İki liderin mevcut uluslararası konuları ve Ekim ayında Kahire’de imzalanan Filistin Ulusal Mutabakat Anlaşmasını ele almaları bekleniyor. Gündem, İspanya ile finanse edilen kalkınma programlarını da içeriyor.
Devlet Başkanı Abbas’ın İspanya’ya yaptığı en son ziyaret 2016’nın Aralık ayında gerçekleşmişti.
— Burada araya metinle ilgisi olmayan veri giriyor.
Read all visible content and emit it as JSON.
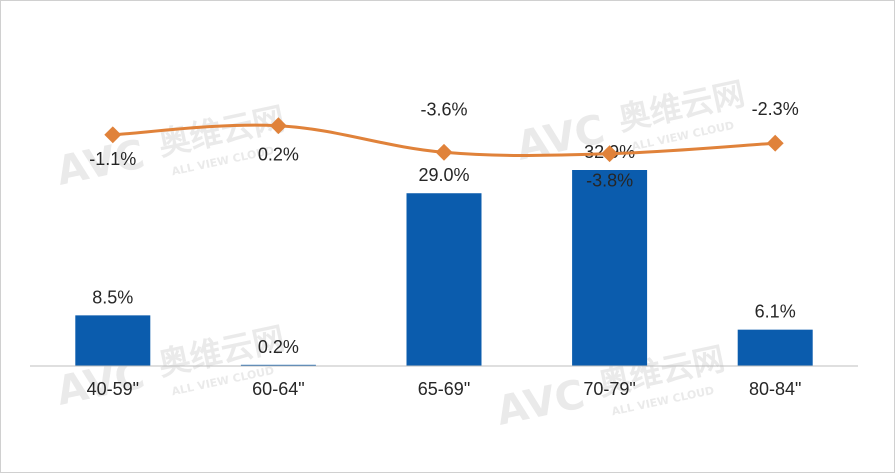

Öte yandan bir Hamas Siyasi Bürosu üyesi, Kahire’deki Filistin gruplarının Lübnan Hizbullah’ını terör örgütü olarak nitelendirmemeyi görüşeceklerini açıklaması tartışmaya neden oldu.
Hamas Siyasi Bürosu Başkanı Musa Ebu Merzuk, resmi Twitter hesabından, Filistin Diyalog Konferansının gündemindeki ilk husus “Hizbullah’ın, terör örgütü olmadığı” mesajıydı. Ebu Merzuk, bu tanımlamanın artık geride kaldığını ve gidişatımızı ve Arab siyasetini kollektif bir şekilde “Filistin ve Kudüs’e odaklamak gerektiğini” ifade etti.
Ebu Merzuk, Arap Dışişleri Bakanları’nın Hizbullah’ı terör örgütü olarak nitelemesine ilişkin Hamas’ın tutumunu dile getirdi.
Hizbullah, Arap Dışişleri Bakanları Toplantısında, Arap ülkelerindeki terörist grupları gelişmiş silahlar ve Balistik füzelerle desteklemekle suçlanmıştı. Bakanlar terörist gruplara
Bahreyn’de İran Devrim Muhafızları ve Lübnan Hizbullah’ı tarafından eğitim ve mali destek verilmesini kınamışlardı.
Hamas’ın bu nitelemeyi kabul etmemesi şaşırtıcı değil; zira Ebu Merzuk örgütünün Hizbullah ile aynı duruma düşmesinden korkuyor.
İran’a yakınlığıyla bilinen İslami Cihad Hareketi de Hamas’ın tutumuna destek verdi ve Hizbullah’ı bir terör örgütü olarak görmediğini yineledi.
Örgüt’ten yapılan açıklamada, Dışişleri Bakanlarının Kahire’deki toplantı sonunda yaptıkları açıklamada herhangi bir kınamanın ve Filistin’e yapılanlardan dolayı Siyonist aleyhtarı söylemlerin olmamasını eleştirildi. İslami Cihad, Lübnan Hizbullahı’nın terör örgütü olarak sayılmasını kınadı ve bu kararla düşman Siyonist güçlere hizmet edildiğini söyledi. Ayrıca Arap toplumunun bu gibi kararlarla ümmet düşmanlarına hizmet edeceğini ve bölgede fitnenin körüklenmesi ve mezhepçi çatışmalara meşruiyet sağlayacağını iddia etti.
Esed rejimine yakın olan Halk Cephesi ise, Hizbullah’ın “terörist” olarak tanımlanmasını Arap toplumunun tamamına yapılmış bir düşmanlık olarak niteledi.